Electronic – How many opamps does it take to find the peak amplitude of a signal

operational-amplifier

I'm a beginner with EE and trying to find the peak amplitude of an electric guitar signal (0-300mV) using an Arduino's 0-5v ADC. I'm going to use the data to pulse lights in accordance with each strum of the guitar.

I've figured out so far that I need to use op-amps to:

  1. Rectify the 0-300mv AC signal (full or half wave)
  2. Amplify the signal to 0-5v
  3. Use a voltage peak finder to locate the peak
  4. Use a buffer to protect against impedance (not sure if I need this?)

I've found circuits that use op-amps to do all of these, and they work fine, however they are all independent of each other.

My Question: is how do I combine all of these together into one circuit and how many op-amps should I really need.
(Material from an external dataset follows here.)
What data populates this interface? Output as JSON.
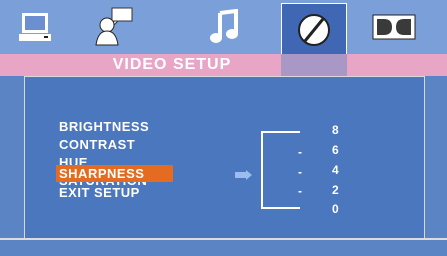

My approach initially was just to daisy chain everything, but I'm not sure that's the correct approach. Also, most of these use a buffer op-amp as the last step, do I really need one if I'm sending the signal into an ADC?

Best Answer

I think you can do all of this with just two op-amps (although someone will probably correct me).

Opamps for guitar

The first stage is the peak detector and decay. The op-amp is wired to emulate a perfect diode. We take the feedback signal from after the diode so that the op-amp drives hard enough to overcome the voltage drop of the diode. Being a peak detector, it doesn't really eed a rectified signal. The capacitor holds the peak value, while the resistor decays it. You can make the decay slower by choosing a larger capacitor and resistor. And vice versa.

The second stage is simply 15x gain. It has low output impedance.